Although Trudeau’s criticism of Trump’s decision grew more pointed once he returned to Canada, where he argued that "leaders who think we can hide from these changes, or turn back the clock, are wrong," the plan to isolate Trump had already begun to fall apart by that point.

“Trudeau had apparently changed his approach to Trump and seemed concerned about further provoking his powerful neighbor to the south,” even as Merkel and Macron had continued to privately lobby Trump. According Der Spiegel, Trudeau’s reluctance was shared by the conservative leader of the U.K. and Japan’s Shinzo Abe, the first foreign leader to visit with Trump after his inauguration:

Suddenly, though, Britain and Japan no longer wanted to be part of it. British Prime Minister Theresa May didn't want to damage relations with Trump, since she would need him in the event of a hard Brexit, the Chancellery surmised last week. And given the tensions with North Korea, Japanese Prime Minister Shinzo Abe couldn't put his country's alliance with the U.S. at risk. In other words: Climate policy is great, but when it comes to national interests, it is secondary.

Trump reportedly went on to tell the other leaders that even though staying in the deal was easier, he was going to leave because the agreement was hurting the U.S. economy — an idea he later echoed in the White House Rose Garden, where he said he was picking Pittsburgh over Paris.

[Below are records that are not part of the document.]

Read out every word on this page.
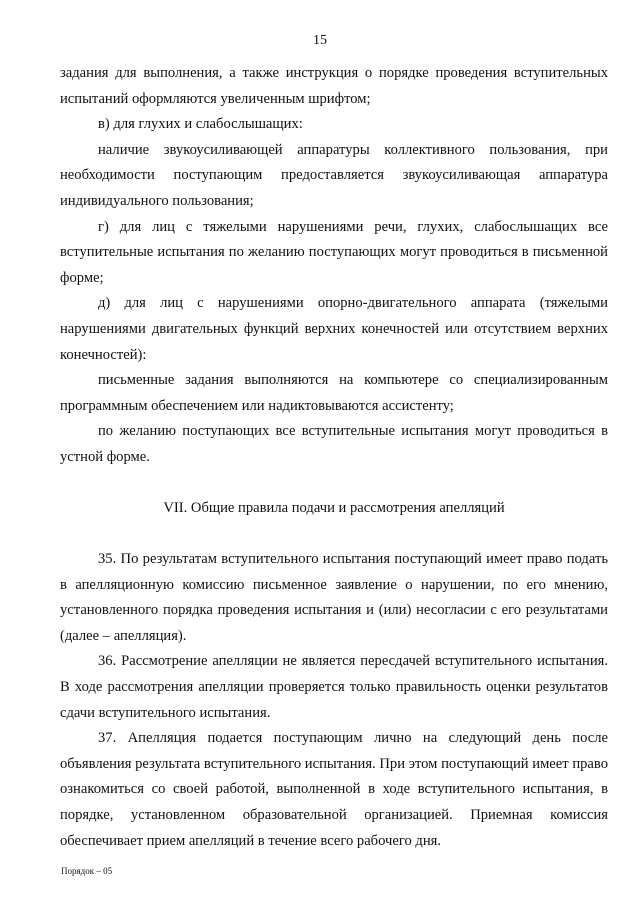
15

задания для выполнения, а также инструкция о порядке проведения вступительных испытаний оформляются увеличенным шрифтом;

в) для глухих и слабослышащих:

наличие звукоусиливающей аппаратуры коллективного пользования, при необходимости поступающим предоставляется звукоусиливающая аппаратура индивидуального пользования;

г) для лиц с тяжелыми нарушениями речи, глухих, слабослышащих все вступительные испытания по желанию поступающих могут проводиться в письменной форме;

д) для лиц с нарушениями опорно-двигательного аппарата (тяжелыми нарушениями двигательных функций верхних конечностей или отсутствием верхних конечностей):

письменные задания выполняются на компьютере со специализированным программным обеспечением или надиктовываются ассистенту;

по желанию поступающих все вступительные испытания могут проводиться в устной форме.

VII. Общие правила подачи и рассмотрения апелляций

35. По результатам вступительного испытания поступающий имеет право подать в апелляционную комиссию письменное заявление о нарушении, по его мнению, установленного порядка проведения испытания и (или) несогласии с его результатами (далее – апелляция).

36. Рассмотрение апелляции не является пересдачей вступительного испытания. В ходе рассмотрения апелляции проверяется только правильность оценки результатов сдачи вступительного испытания.

37. Апелляция подается поступающим лично на следующий день после объявления результата вступительного испытания. При этом поступающий имеет право ознакомиться со своей работой, выполненной в ходе вступительного испытания, в порядке, установленном образовательной организацией. Приемная комиссия обеспечивает прием апелляций в течение всего рабочего дня.

Порядок – 05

“Now China leads,” France’s Emmanuel Macron defiantly told Trump in Sicily, according to the meeting’s minutes.

And although polls show that seven out of ten Americans support staying in the Paris Agreement, according to Der Spiegel, the 19 other members of the G-20 have to still be unable to agree to include even one mention of the climate in the summit’s official closing statement, which all 20 heads of state — including Trump — must sign.